Жюльетта - Виктору Гюго, 13 января 1874 года:
"Я провожала вас взглядом до поворота улицы, как делала это прежде. Но вы-то, вы ни разу не обернулись, не подали мне ласкового знака, как в прежние времена. Что это доказывает??? Пусть уж лучше не будет ответа на три моих вопросительных знака, похожих на бумажных петушков. Независимо от меня и от наших отношений я полагаю, что тебе следовало бы мало-помалу избавиться от охотниц за мужчинами и их кошельками, от этих потаскушек, которые бродят вокруг тебя, как ненасытные сучки..."
В качестве эпиграфа к одному из своих писем она взяла слова Вольтера: "Кто сердцем пылок не по возрасту - все беды старости познает".

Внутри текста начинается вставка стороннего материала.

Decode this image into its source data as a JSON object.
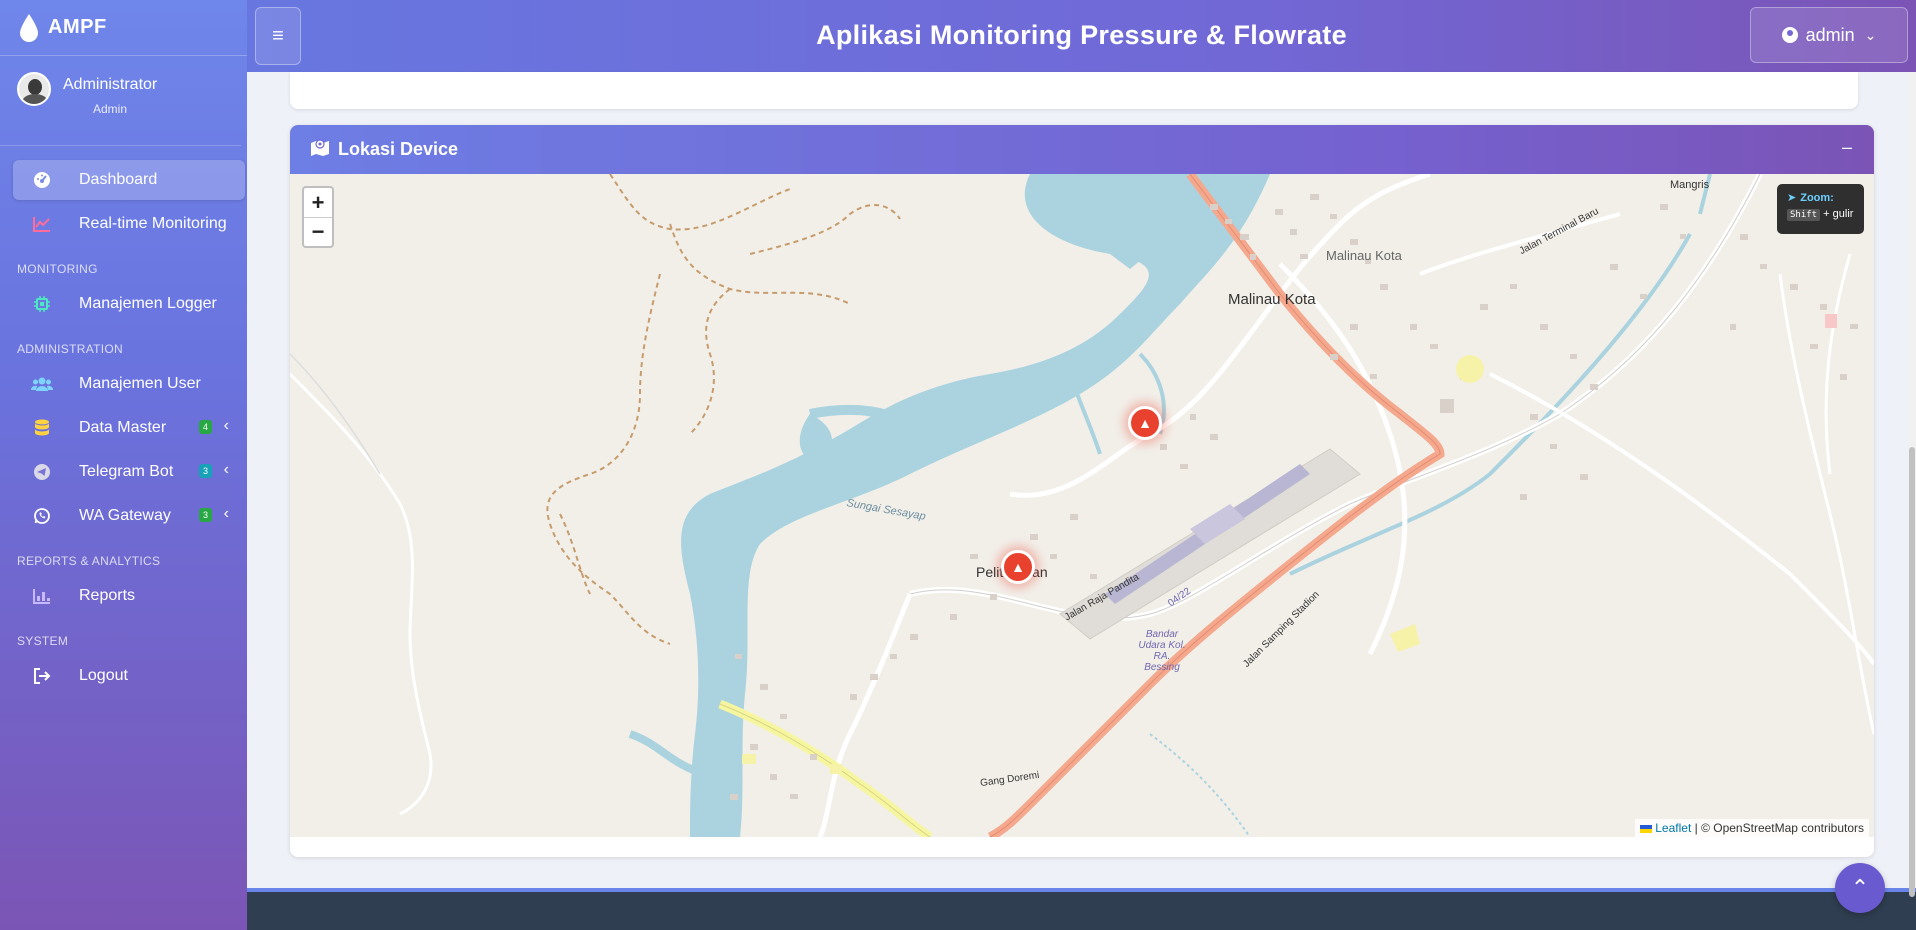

Однако ж ее возлюбленный ежедневно садился в омнибус "Батиньоль Ботанический сад", желая, как он говорил, "насладиться одиночеством среди толпы", а на самом деле для того, чтобы навестить Бланш. Но Жюльетта в то время ревновала его к Жюдит Готье. Гюго, обещавший теперь если не хранить верность, то по крайней мере быть откровенным, показал ей стихи, посвященные "Госпоже Ж...", белоснежной красавице: "Nivea non frigida" [белоснежная, но не холодная (лат.)]. Жестокая честность. И все-таки Жюльетта предпочитала иметь соперницей прославленную красавицу, дочь поэта и жену поэта, а не какую-то безвестную Бланш. Она сказала Виктору Гюго, что не хочет связывать его свободу и не будет "противиться соединению" поэта "с его прекрасной вдохновительницей". Он клялся, что тут его влечение останется чисто платоническим. Оно уже давно не было безгрешным, да, впрочем, Жюльетта отвечала Гюго, что вожделение - это уже свершившаяся в душе неверность. В утешение Жюльетте он послал ей стихи - такие же прекрасные, как те, которые он преподнес Жюдит; свой дар Жюльетте он назвал "Бессмертной".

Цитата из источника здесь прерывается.